Este conteúdo foi produzido por Célia Schlithler


Olá! Se você está aqui, deve ter interesse no tema “coordenação de grupos”. Por isso, sugiro que, antes de ler este texto, você acesse os outros conteúdos desta série do Portal do Impacto. Comece pelos que abordam as três estratégias necessárias para haver “grupalização”: (1) criar oportunidades para as pessoas se conhecerem melhor; (2) construir objetivos comuns a todos; e (3) facilitar a comunicação entre os integrantes


Em meu texto anterior, sobre a coordenação democrática, prometi abordar os papéis nos grupos e explicar o que é “distância ótima”, uma atitude essencial para a coordenação. Vou começar pelos papéis, um tema que quase sempre aparece seguido de um ponto de atenção: “um de nossos problemas é que os papéis das pessoas que compõem a equipe não estão bem definidos”. E eu pergunto: são os papéis que não estão bem definidos ou as funções e atribuições? E o que dizer dos cargos? E das competências esperadas para cada cargo?


Não sou profissional especialista em políticas de RH, então não tenho tanta propriedade para explicar o significado correto de cargo, função, atribuição. Meu foco é a dinâmica grupal, embora algumas vezes as reflexões sobre os papéis na equipe desencadeiem a necessidade de criar ou rever a descrição de cargos da OSC.

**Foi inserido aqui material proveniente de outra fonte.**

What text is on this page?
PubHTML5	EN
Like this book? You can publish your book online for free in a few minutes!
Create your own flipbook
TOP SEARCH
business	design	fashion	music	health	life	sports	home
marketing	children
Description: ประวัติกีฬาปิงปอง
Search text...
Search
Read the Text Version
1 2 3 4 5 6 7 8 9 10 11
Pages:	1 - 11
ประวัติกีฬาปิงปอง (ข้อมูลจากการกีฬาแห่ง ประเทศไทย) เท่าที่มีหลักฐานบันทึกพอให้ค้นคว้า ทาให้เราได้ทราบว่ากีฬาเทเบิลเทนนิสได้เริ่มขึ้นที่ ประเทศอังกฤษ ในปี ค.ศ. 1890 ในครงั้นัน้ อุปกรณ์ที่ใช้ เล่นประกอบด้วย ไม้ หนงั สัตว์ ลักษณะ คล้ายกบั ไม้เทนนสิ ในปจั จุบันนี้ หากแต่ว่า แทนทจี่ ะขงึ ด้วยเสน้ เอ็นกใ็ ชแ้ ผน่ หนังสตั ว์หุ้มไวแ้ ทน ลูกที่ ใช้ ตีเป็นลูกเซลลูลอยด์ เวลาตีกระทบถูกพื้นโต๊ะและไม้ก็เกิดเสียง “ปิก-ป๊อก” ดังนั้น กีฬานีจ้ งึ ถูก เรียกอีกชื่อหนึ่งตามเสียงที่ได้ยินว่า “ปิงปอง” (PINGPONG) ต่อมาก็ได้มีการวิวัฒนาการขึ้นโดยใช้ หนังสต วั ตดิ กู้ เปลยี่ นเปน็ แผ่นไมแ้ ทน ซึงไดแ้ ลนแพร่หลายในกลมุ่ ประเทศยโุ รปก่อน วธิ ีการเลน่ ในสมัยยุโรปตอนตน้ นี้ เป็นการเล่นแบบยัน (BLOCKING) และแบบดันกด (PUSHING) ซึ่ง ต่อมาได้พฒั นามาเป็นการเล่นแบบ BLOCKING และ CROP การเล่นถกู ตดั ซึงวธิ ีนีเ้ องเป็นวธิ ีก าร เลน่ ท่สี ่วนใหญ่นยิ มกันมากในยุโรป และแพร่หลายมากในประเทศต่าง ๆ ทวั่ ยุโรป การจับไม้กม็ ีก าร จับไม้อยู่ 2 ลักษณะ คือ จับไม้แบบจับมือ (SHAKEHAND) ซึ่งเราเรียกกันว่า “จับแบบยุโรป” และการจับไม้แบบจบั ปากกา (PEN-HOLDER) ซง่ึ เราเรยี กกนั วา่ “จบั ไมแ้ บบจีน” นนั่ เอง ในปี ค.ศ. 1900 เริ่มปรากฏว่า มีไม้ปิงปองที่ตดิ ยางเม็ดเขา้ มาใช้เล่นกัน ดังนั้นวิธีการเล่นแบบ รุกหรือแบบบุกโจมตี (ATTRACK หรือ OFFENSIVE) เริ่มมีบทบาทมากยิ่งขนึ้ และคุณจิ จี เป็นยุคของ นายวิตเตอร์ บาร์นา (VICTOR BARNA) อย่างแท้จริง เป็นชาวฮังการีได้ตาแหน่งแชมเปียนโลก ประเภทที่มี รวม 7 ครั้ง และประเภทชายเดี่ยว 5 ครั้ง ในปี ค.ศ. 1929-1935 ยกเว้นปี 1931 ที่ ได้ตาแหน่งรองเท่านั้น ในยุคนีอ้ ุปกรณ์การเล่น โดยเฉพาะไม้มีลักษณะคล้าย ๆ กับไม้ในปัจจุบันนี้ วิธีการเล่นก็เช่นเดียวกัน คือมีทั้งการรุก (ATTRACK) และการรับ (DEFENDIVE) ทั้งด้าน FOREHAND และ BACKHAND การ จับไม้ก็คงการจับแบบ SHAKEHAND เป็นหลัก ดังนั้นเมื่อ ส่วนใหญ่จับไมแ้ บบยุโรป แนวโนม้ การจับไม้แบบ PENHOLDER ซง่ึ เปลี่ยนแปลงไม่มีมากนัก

O que quero compartilhar aqui é a visão de que papéis não são fixos – eles são exercidos naquele grupo e naquele contexto. Isso significa que temos de ter muito cuidado para não rotular. Você já deve ter visto coordenadores(as) de grupos que, nos primeiros contatos, sem nem conhecer as pessoas, começam a colocar “carimbos”: “Esse é agressivo, aquela vai ser chata, já aquela outra é ótima”. Quem pensa assim provavelmente não acredita que o relacionamento em grupo gera mudanças nas pessoas. 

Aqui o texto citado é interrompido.